Даже дыхания девки слышно не было… затаилась? Ведет какую-то свою, завлекающую игру? Происходящее было ново для мужчины – он никогда не пользовался шлюхами и это обещало новые ощущения. Нашарив и задрав юбку, он нашел низ живота женщины, поросший волосками и, раздвинув послушные ноги, резко вошел… Дальше все происходило мимо всяких мыслей и рассудка. Да его и хватило-то едва на два десятка движений, а потом тело, а вместе с ним и мозг затопило яростно кипящей лавой удовольствия. Шлюха что-то бормотала и пару раз взволновано вздохнула… Полковник разочарованно отвернулся, поправляя одежду. Возбуждение быстро уходило. Comsi Comsa… ничего особенного, не стоило того…

Покидая домик, он уже сожалел о глупом порыве. Однако же сознавал, что ярость, терзавшая его на протяжении почти полудня и вызывавшая рвущую затылок и виски головную боль, поутихла. Казалось, он весь успокаивался вместе с бешеным биением сердца, которое ожидаемо приходило к норме после соития.

– Ни слова никому! – велел он часовому, прохаживающемуся невдалеке от домика: – И Гарреля ко мне завтра… рано утром. Никого не пускать сюда! – добавил зачем-то, с гадливостью представив, как после него…

– Слушаюсь – ни слова никому и не пускать! Гарреля – к вам поутру!

Дав указания на утро еще и адъютанту, он с отвращением скинул пыльный парадный мундир и исподнее, свернув все вместе. Натянув чистую одежду, выложил комок в адъютантскую.

– Лейтенант… прошу вас отдать мундир в стирку, возможности переодеться в Безансоне у меня не было. Не сочтите за труд.

– Непременно, мсье полковник, я отдам распоряжение, – коротко поклонился адъютант.

Засыпая, граф думал не о наместнике, а о том, что произошло только что. И уже считал, что отвлечься таким образом, наверное, все же стоило. Ощущения в Домике были незнакомыми для него.

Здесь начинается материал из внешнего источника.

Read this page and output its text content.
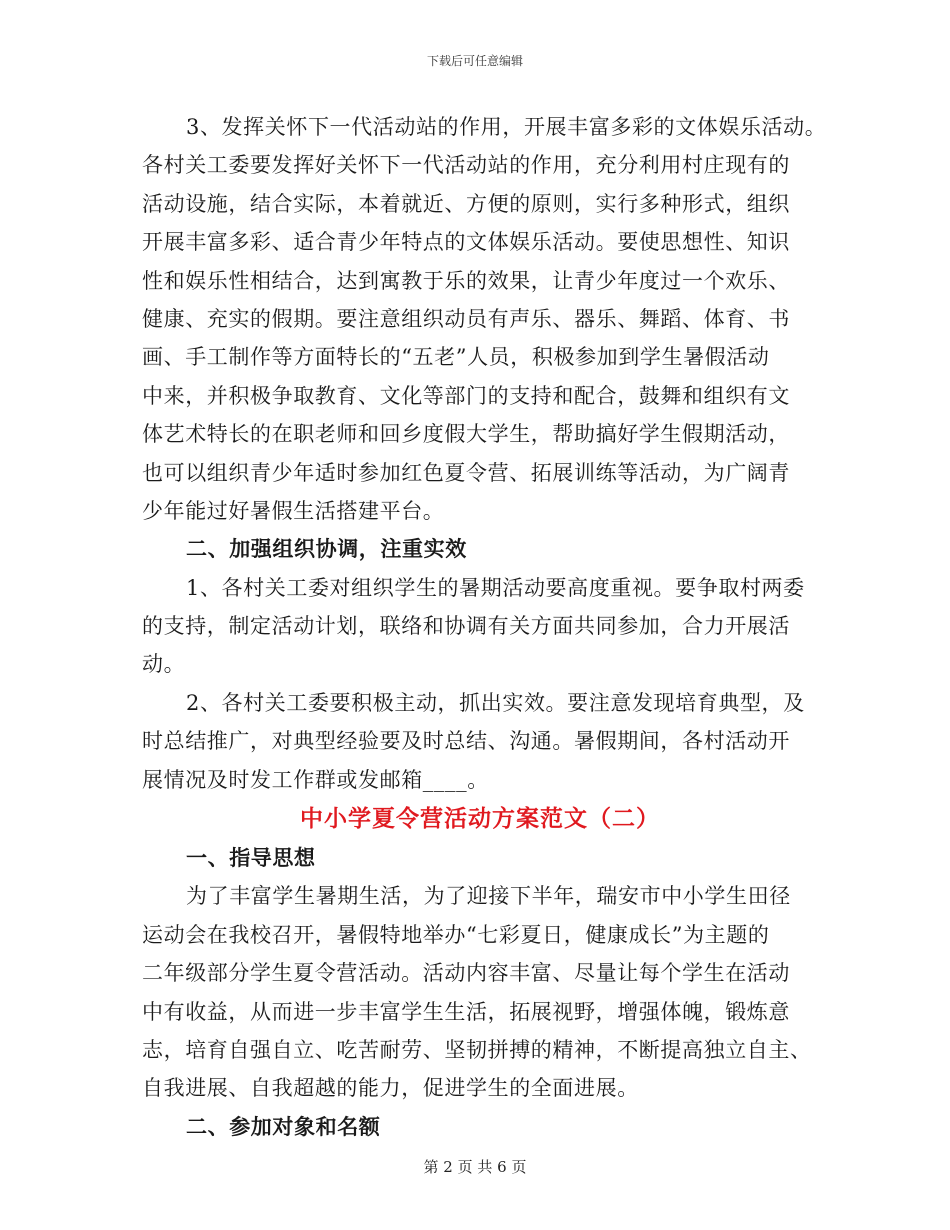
下载后可任意编辑
3、发挥关怀下一代活动站的作用，开展丰富多彩的文体娱乐活动。
各村关工委要发挥好关怀下一代活动站的作用，充分利用村庄现有的
活动设施，结合实际，本着就近、方便的原则，实行多种形式，组织
开展丰富多彩、适合青少年特点的文体娱乐活动。要使思想性、知识
性和娱乐性相结合，达到寓教于乐的效果，让青少年度过一个欢乐、
健康、充实的假期。要注意组织动员有声乐、器乐、舞蹈、体育、书
画、手工制作等方面特长的“五老”人员，积极参加到学生暑假活动
中来，并积极争取教育、文化等部门的支持和配合，鼓舞和组织有文
体艺术特长的在职老师和回乡度假大学生，帮助搞好学生假期活动，
也可以组织青少年适时参加红色夏令营、拓展训练等活动，为广阔青
少年能过好暑假生活搭建平台。
二、加强组织协调，注重实效
1、各村关工委对组织学生的暑期活动要高度重视。要争取村两委
的支持，制定活动计划，联络和协调有关方面共同参加，合力开展活
动。
2、各村关工委要积极主动，抓出实效。要注意发现培育典型，及
时总结推广，对典型经验要及时总结、沟通。暑假期间，各村活动开
展情况及时发工作群或发邮箱____。
中小学夏令营活动方案范文（二）
一、指导思想
为了丰富学生暑期生活，为了迎接下半年，瑞安市中小学生田径
运动会在我校召开，暑假特地举办“七彩夏日，健康成长”为主题的
二年级部分学生夏令营活动。活动内容丰富、尽量让每个学生在活动
中有收益，从而进一步丰富学生生活，拓展视野，增强体魄，锻炼意
志，培育自强自立、吃苦耐劳、坚韧拼搏的精神，不断提高独立自主、
自我进展、自我超越的能力，促进学生的全面进展。
二、参加对象和名额
第 2 页 共 6 页
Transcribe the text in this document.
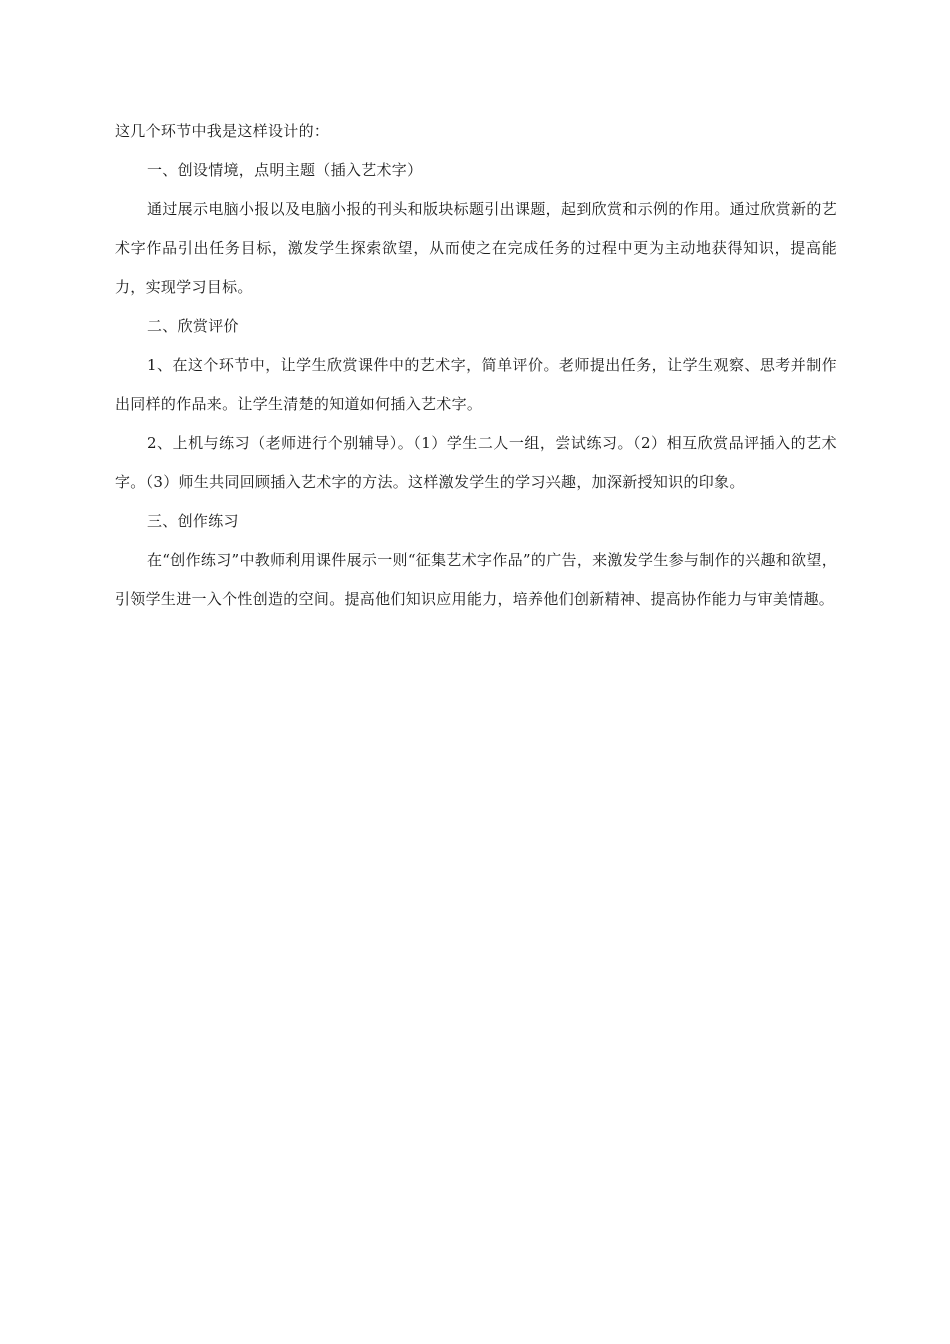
这几个环节中我是这样设计的：

一、创设情境，点明主题（插入艺术字）

通过展示电脑小报以及电脑小报的刊头和版块标题引出课题，起到欣赏和示例的作用。通过欣赏新的艺术字作品引出任务目标，激发学生探索欲望，从而使之在完成任务的过程中更为主动地获得知识，提高能力，实现学习目标。

二、欣赏评价

1、在这个环节中，让学生欣赏课件中的艺术字，简单评价。老师提出任务，让学生观察、思考并制作出同样的作品来。让学生清楚的知道如何插入艺术字。

2、上机与练习（老师进行个别辅导）。（1）学生二人一组，尝试练习。（2）相互欣赏品评插入的艺术字。（3）师生共同回顾插入艺术字的方法。这样激发学生的学习兴趣，加深新授知识的印象。

三、创作练习

在“创作练习”中教师利用课件展示一则“征集艺术字作品”的广告，来激发学生参与制作的兴趣和欲望，引领学生进一入个性创造的空间。提高他们知识应用能力，培养他们创新精神、提高协作能力与审美情趣。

Ни с Генриеттой-Луизой, ни с Клодин он не позволял себе грубости или небрежного обращения. Но здесь изображать нежность… именно что изображать не было нужды. И необходимая ему разрядка была достигнута безо всяких усилий. А благодаря новизне ощущений, наверное, она все же получилась необыкновенно яркой. Взглянуть на девку завтра стоило и сразу же – отправить вон из лагеря. Она только появилась, а служба уже катилась к чертям, о чем говорило офицерское сборище в командирской палатке. Сквозь наплывающий сон чудилось мягкое женское бормотание – неразборчиво, скудно… будто даже на чужом языке. И вздохи – не тяжелые, чувственные, а сонные… Она что – на самом деле спала?

Утром состоялся разговор с Гаррелем и потихоньку обрисовалась картина неприглядная… В свете случившегося, и если оно станет достоянием гласности… Он сам не знал, что чувствовал сейчас.

– Адъютант!

– Да, мсье полковник?

– Надеюсь, что все офицеры, вчера здесь присутствующие, понимают, что случившееся – досадное… нет – просто непростительное и даже преступное недоразумение. И виноваты в этом вы, поскольку ввели меня в заблуждение. А если бы я поддался ему и случилось… самое страшное?